Why Large Companies Frequently Rebuild Their Own Tools and How to Manage It Effectively
The article analyzes why big and medium‑sized companies often reinvent existing tools—due to unsatisfactory open‑source options, desire for technical prestige, low priority of requests, and skill development—and offers organizational strategies to evaluate, coordinate, and incentivize such efforts responsibly.
Why do big companies love to reinvent the wheel? First, reinventing the wheel happens everywhere; here are a few screenshots.
It's not only big firms; medium‑sized companies also reinvent wheels. As the saying goes, people are diverse. The reasons for reinventing wheels can be summarized into the following categories.
1. Existing wheels are not usable.
Many open‑source products provide wheels, but they often meet only 80%‑90% of the needs; many still build their own to cover the remaining 10%.
2. To showcase technical strength and get promotion.
What you build yourself is always the best.
3. It's not that you want to build; your requirement priority is too low.
Some middle‑platform teams categorize services into first, second, N‑th rings; when your request is outside the third ring, you can't rely on them and have to build it yourself.
4. By building wheels, improve technical competence.
Nowadays, discussing business systems can be shallow; talking about JVM tuning, RPC/message/distributed scheduling provides a “common language” that pleases both interviewees and interviewers.
Are there benefits to reinventing wheels?
According to senior G, there are indeed benefits.
Business is king; to meet business needs, you must find any solution. If no wheel is available, you can modify one. When Dubbo stopped being maintained, we tinkered with Dubbox. If the tool/platform team doesn't accept your request, you have to build it yourself.
How to optimize a company's many “wheels”? It may look innovative but could be “reinventing the wheel behind closed doors”! Senior G suggests several directions.

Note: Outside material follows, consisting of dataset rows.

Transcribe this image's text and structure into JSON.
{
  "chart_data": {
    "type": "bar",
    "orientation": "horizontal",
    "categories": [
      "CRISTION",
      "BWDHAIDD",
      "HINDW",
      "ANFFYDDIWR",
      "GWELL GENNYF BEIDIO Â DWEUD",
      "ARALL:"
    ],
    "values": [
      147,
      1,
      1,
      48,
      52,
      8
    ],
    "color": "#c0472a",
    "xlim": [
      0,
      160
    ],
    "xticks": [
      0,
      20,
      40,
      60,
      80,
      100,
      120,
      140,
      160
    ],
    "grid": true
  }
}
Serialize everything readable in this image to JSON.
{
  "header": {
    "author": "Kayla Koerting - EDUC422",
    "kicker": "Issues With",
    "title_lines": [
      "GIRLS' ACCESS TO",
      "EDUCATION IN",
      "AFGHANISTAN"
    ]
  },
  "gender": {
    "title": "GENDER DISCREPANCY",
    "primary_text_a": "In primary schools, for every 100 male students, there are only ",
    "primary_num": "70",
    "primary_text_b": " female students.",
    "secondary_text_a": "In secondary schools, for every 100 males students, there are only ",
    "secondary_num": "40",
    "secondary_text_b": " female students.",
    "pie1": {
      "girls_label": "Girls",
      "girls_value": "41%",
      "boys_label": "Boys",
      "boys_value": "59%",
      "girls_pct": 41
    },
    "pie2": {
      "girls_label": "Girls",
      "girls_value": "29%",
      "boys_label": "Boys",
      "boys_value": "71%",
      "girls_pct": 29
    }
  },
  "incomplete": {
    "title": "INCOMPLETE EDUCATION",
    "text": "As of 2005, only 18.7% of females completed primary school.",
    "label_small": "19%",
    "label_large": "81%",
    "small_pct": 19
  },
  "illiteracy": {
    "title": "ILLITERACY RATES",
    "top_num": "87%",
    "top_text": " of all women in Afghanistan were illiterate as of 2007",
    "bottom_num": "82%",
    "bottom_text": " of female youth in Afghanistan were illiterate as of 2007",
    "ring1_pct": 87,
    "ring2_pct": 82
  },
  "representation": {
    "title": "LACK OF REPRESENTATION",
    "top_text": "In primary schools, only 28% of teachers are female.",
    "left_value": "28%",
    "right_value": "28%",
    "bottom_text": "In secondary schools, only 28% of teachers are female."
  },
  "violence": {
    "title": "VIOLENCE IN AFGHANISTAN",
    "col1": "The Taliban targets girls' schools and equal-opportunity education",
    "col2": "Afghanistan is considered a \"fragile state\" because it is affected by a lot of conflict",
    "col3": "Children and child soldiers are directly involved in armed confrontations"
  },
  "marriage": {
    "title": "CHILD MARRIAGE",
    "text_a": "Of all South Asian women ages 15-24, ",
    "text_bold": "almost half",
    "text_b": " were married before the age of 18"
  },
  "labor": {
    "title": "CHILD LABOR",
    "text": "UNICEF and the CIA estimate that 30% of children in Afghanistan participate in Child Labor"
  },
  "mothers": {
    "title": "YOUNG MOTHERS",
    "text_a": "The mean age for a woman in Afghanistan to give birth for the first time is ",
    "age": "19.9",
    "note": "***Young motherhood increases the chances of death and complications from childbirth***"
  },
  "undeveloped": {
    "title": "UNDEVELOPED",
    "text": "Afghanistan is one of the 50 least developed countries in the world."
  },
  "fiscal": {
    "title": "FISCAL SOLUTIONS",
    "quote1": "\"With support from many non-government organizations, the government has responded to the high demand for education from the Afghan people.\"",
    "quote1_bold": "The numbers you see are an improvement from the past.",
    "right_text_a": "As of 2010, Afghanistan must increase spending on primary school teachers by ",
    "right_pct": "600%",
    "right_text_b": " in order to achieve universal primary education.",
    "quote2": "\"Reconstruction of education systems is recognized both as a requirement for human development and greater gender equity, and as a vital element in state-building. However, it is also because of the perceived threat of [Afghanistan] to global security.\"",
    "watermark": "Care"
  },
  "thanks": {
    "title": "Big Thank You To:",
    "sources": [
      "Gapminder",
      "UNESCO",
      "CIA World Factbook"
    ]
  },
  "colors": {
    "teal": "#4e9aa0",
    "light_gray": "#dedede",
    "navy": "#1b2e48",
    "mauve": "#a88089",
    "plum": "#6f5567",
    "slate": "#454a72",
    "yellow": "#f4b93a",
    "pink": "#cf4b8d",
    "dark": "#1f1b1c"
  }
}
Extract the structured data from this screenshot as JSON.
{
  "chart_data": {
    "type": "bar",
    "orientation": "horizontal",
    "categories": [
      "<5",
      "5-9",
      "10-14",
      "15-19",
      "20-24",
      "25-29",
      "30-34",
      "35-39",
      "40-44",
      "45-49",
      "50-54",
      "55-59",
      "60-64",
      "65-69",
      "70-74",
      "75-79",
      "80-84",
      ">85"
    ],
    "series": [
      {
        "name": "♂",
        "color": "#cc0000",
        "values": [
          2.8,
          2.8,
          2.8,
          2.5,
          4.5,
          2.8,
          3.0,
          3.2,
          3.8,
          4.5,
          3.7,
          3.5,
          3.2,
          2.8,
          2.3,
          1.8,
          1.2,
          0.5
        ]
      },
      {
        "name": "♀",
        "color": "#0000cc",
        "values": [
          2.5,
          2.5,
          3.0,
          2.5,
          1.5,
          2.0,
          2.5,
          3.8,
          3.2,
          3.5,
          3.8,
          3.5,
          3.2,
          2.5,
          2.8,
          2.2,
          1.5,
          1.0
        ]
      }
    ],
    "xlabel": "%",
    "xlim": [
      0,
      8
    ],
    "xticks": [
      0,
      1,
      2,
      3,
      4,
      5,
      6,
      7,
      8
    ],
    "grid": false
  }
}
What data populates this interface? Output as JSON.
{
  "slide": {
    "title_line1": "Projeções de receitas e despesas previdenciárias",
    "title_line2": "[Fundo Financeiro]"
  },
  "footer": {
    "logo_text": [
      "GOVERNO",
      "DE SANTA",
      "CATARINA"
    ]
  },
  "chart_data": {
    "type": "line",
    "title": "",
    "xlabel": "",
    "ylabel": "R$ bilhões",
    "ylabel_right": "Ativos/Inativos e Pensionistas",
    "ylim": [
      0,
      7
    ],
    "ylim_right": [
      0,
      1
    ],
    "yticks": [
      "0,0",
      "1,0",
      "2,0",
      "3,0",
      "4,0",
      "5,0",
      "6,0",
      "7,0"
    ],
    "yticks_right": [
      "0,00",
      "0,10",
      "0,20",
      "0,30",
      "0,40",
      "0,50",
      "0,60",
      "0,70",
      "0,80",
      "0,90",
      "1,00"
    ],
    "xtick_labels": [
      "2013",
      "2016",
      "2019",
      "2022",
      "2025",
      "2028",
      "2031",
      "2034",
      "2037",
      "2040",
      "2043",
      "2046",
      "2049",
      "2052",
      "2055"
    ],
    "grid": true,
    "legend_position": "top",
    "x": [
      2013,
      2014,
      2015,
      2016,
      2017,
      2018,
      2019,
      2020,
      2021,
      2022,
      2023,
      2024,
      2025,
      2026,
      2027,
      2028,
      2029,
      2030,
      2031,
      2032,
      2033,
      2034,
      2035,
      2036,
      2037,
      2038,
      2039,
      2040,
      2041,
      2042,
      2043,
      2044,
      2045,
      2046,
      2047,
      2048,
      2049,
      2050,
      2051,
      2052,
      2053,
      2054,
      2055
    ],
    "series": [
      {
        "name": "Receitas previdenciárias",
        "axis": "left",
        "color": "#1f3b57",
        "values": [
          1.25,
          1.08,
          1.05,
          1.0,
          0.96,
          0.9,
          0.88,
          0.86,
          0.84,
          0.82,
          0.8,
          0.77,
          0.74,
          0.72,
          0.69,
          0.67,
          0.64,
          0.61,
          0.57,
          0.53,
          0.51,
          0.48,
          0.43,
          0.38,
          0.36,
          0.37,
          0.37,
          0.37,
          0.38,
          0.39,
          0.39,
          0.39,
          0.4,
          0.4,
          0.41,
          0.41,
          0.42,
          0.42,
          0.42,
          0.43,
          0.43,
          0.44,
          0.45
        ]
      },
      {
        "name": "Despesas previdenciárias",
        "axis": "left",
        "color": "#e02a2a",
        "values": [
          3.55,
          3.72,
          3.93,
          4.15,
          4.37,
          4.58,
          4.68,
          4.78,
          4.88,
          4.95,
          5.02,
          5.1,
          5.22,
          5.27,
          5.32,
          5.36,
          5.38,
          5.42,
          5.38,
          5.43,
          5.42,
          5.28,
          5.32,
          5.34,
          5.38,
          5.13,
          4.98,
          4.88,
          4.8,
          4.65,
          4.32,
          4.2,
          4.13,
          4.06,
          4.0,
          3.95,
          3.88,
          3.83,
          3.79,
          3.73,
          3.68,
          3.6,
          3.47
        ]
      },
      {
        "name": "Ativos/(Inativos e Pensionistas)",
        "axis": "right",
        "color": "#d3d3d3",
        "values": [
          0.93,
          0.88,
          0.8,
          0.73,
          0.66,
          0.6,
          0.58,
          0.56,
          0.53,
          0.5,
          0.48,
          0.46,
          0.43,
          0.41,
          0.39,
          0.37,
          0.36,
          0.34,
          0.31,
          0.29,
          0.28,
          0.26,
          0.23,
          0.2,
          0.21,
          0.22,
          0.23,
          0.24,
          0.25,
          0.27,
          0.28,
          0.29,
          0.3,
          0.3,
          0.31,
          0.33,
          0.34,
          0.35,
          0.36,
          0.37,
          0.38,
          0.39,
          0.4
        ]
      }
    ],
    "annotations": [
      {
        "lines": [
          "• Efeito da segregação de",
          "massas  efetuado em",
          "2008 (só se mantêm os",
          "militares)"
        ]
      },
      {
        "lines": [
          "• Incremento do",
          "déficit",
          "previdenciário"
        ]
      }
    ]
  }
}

1. At the company level, define the relationship between organization and business services. Top‑down problems should not be left to lower‑level teams to scramble. For example, should the social and e‑commerce divisions share RPC frameworks, messaging, logging, and task scheduling? Even if not, the group evaluates revenue, so focusing on core wheels reduces business service manpower. This tests leadership’s management ability, cost, and responsibility allocation.
2. If a middle‑platform team provides core middleware, its performance should be evaluated accordingly. Both social and e‑commerce divisions' needs must be met without favoritism; aligned KPIs ensure accountability.
3. Within divisions, unify promotion criteria. If small department A and B both deliver business results, the business pays; if they duplicate effort, a visibility window is needed for assessment, encouraging or discouraging duplication. In some firms, unclear platform relationships block promotion.
4. Positively encourage collaboration. At Microsoft, employee compensation is linked to impact, which emphasizes cooperation; during reviews, one lists collaborative teams and outcomes, and higher collaborative impact leads to higher performance scores, reducing internal competition.
It depends on the insight of technical leaders. As the saying goes, what the leaders like, the followers will emulate. NetEase’s Wang Yuan lamented that if DDB had been open‑sourced earlier, ShardingSphere might not exist. Open‑source tools receive continuous improvements, whereas self‑built ones may become unmaintained after two years. Leaders must decide what to build on giants’ shoulders, what to keep original, and what to share for greater longevity.
Some wheels that are popular today may just be a speck in the long river of history.
If you mock others' code today, future generations may lament it without learning, leading to repeated lament.
Reinventing wheels must be done cautiously; let’s strive together.